Childebert s'appuya contre une stalagmite et retira son casque.
-J'crois bien qu'on s'est perdus, là...
Ces paroles abattirent Azaan et la douzaine d'autres soldats qui s'étaient perdus avec eux. Où était le sergent Skapty, nul ne le savait. Ils avaient poursuivi un groupe de svarogs dans les cavernes et les tunnels pendant des heures leur semblait-il, avant que lesdits svarogs se retrouvent coincés dans un cul-de-sac, ce cul-de-sac même où ils les avaient combattus et avaient triomphé en ne déplorant que deux morts, et où il s'étaient rendu compte qu'ils avaient perdu le reste du bataillon.
Ils ne se décidaient pas à partir car, en plus d'avoir sept blessés, trois tunnels débouchaient dans la caverne où ils se trouvaient, et ils n'avaient pas pris la peine de voir par lequel ils étaient entrés.
Azaan pansait les blessés avec des lambeaux de son manteau, Childebert et trois autres disposaient les morts dans le creux d'une paroi rocheuse à l'autre bout de la caverne, faute de pouvoir les enterrer; les soldats de l'Ordre d'un coté et les svarogs d'un autre, tous avec leurs armes près d'eux.
Soudain, ils entendirent un grondement.
BOUM-Des svarogs?...; gémit Childebert
BOUMAzaan tourna la tête vers une des entrées de la caverne d'où semblait provenir le bruit:
BOUM-Ils arrivent...
Pancho courait de moins en moins vite, à bout de souffle.
" Quelle idée aussi, d'entrer dans les cavernes seul...et quelle idée de dire à des svarogs que je suis soldat de l'Ordre, avant même de savoir s'ils étaient amis où ennemis.."; pensa-t-il.
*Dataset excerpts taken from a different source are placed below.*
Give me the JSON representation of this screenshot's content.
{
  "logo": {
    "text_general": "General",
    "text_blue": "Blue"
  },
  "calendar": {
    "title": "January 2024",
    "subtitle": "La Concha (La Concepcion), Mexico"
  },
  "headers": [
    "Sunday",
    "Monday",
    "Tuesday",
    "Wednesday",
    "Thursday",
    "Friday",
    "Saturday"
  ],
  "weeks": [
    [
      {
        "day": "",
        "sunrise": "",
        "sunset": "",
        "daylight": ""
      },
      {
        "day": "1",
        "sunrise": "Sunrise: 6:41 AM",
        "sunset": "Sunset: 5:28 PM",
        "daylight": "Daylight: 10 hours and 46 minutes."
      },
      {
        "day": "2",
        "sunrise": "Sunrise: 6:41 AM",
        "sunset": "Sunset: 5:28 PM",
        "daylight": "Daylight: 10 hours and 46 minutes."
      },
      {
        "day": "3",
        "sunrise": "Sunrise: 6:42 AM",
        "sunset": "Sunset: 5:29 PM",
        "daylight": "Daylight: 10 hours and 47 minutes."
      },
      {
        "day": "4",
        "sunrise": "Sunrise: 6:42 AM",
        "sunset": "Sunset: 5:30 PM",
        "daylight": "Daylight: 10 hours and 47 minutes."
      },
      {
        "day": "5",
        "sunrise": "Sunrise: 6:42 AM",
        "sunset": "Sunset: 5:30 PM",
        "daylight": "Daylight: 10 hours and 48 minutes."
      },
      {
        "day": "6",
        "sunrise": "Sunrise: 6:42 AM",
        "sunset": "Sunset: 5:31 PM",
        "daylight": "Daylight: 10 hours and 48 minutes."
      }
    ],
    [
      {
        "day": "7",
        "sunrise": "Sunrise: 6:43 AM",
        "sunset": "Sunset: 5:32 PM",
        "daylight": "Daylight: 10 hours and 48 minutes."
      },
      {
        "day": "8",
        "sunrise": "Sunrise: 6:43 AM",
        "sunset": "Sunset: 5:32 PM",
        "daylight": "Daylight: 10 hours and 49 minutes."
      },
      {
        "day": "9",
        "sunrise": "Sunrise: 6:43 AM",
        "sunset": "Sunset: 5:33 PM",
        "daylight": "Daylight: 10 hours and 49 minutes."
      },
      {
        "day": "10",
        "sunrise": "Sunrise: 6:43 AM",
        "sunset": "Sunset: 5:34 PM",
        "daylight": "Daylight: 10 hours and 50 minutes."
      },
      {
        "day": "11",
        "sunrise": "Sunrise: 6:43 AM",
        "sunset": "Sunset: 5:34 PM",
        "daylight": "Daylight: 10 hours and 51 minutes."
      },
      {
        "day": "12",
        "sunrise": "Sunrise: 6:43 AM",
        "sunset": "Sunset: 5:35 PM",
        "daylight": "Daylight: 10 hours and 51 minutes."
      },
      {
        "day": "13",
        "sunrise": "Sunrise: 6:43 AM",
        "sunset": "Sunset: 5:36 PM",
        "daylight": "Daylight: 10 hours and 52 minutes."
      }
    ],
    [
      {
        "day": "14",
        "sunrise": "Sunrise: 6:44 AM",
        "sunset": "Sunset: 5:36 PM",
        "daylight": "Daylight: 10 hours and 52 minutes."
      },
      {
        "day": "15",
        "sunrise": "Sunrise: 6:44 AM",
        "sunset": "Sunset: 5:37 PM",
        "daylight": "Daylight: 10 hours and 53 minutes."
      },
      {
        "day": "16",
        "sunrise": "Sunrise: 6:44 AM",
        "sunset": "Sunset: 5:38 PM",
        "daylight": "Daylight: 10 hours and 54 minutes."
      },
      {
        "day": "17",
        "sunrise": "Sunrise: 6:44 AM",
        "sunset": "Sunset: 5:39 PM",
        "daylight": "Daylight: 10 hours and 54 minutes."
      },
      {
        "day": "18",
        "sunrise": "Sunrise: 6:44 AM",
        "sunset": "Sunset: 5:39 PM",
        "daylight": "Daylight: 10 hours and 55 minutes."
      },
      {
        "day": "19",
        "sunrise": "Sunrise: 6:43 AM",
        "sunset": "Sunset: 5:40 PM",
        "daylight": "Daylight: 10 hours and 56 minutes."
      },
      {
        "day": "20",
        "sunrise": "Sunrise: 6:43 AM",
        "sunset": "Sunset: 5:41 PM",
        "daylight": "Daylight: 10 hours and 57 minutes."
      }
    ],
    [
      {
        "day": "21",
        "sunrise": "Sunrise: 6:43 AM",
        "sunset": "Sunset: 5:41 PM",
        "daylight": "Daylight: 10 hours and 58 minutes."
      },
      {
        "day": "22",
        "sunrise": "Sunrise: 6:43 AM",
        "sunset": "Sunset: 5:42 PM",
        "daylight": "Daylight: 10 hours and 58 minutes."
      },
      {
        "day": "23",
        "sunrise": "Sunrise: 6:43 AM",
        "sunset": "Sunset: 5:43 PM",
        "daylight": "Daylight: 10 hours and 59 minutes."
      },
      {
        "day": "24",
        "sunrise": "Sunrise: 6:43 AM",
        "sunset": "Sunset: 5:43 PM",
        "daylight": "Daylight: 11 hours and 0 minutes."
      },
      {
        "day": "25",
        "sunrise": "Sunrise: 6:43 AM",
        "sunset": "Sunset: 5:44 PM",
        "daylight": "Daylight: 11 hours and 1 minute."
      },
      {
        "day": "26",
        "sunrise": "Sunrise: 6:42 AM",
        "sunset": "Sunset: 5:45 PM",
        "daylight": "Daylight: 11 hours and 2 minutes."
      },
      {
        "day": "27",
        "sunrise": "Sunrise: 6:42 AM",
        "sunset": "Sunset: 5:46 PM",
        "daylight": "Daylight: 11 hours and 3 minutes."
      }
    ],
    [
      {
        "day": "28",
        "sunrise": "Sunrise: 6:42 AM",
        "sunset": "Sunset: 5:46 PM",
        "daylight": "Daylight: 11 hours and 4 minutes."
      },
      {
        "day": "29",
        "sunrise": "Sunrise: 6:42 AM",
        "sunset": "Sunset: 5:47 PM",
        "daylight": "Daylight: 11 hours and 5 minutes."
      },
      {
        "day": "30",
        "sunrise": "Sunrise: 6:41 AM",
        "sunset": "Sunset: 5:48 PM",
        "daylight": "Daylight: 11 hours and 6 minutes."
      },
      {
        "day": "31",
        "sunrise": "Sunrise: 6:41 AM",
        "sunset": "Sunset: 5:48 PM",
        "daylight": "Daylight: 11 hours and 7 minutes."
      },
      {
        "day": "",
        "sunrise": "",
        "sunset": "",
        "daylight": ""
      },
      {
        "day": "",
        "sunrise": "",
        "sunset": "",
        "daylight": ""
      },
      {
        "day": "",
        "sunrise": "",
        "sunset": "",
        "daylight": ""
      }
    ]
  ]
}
Il était poursivi par une demi-douzaine de svarogs qui avaient perdu terres et biens, et avides de vengeance.
Il courait toujours, le bruit de son pas lourd résonnant sans fin dans le tunnel. Toute sa vie défilait devant ces yeux...L'Oncle Roberto et ses chèvres...la Reconquista...son admission dans l'Ordre...le bon poulet fermier de maman et le sanglier à la broche de la taverne de Séville...
Pancho trébucha et tomba lourdement sur le menton. Les svarogs l'attrapèrent aussitôt et le mirent sur pied avant qu'il ne retrouve ses esprits.
-Tu ne nous échappes plus mon gars...
L'espagnol envoya son pied entre les jambes de svarog en face de lui et se propulsa en arrière, entrainant dans sa chute les deux hommes qui le tenaient. Il s'arrangea pour ne pas se cogner la tête, contrairement aux deux autres qui tombèrent immédiatement dans les pommes sur le coup. Pancho dégaina et pourfendit un svarog obèse armé d'une masse et lui prit sa torche avant de se remettre à courir. Il tourna à droite dès qu'il le put, puis à gauche, et se retrouva coincé dans une galerie bouchée par un éboulement, ou avait visiblement eu lieu des combats, à voir les cadavres et leurs armes, par terre. Il essaya de trouver une ouverture lui permettant de passer; puis, n'en voyant pas, il prit une massue en fer gisant à terre et frappa dans la pierre. Il réussit a ouvrir un trou assez grand pour s'y faufiler.
De l'autre coté, une caverne de taille moyenne s'éclaira à la lueur de sa torche.
Il s'engagea dans une anfractuosité de la roche plus loin. Il ne tenait pas à moisir dans cette grotte humide. Très vite, il fut contraint marcher accroupi, puis il dut ramper au fur à mesure que le passage rétrécissait.
Au bout d'une dizaine de minutes, sa torche s'éteignit. Pancho continua tout de même.
Il rencontra alors la fin du passage. Loin de désespérer, il avait prévu ce genre d'incident, il entreprit d'attaquer la paroi à coups de massue, avec un peu de chance, il était juste à coté d'un tunnel, ou d'autre chose.
BOUM-Humpf! solide...
BOUM-Ah? sa craque...
BOUMDans un fracas formidable, la paroi au dessus du tunnel vola en éclats, et un homme tomba avec ces derniers. Childebert s'approcha, et reconnut Pancho qui toussait au milieu des débris. Il se releva, haletant.
-Pancho? Tu n'est pas mort?
L'intéressé se contenta de hausser les épaules et de ramasser sa torche.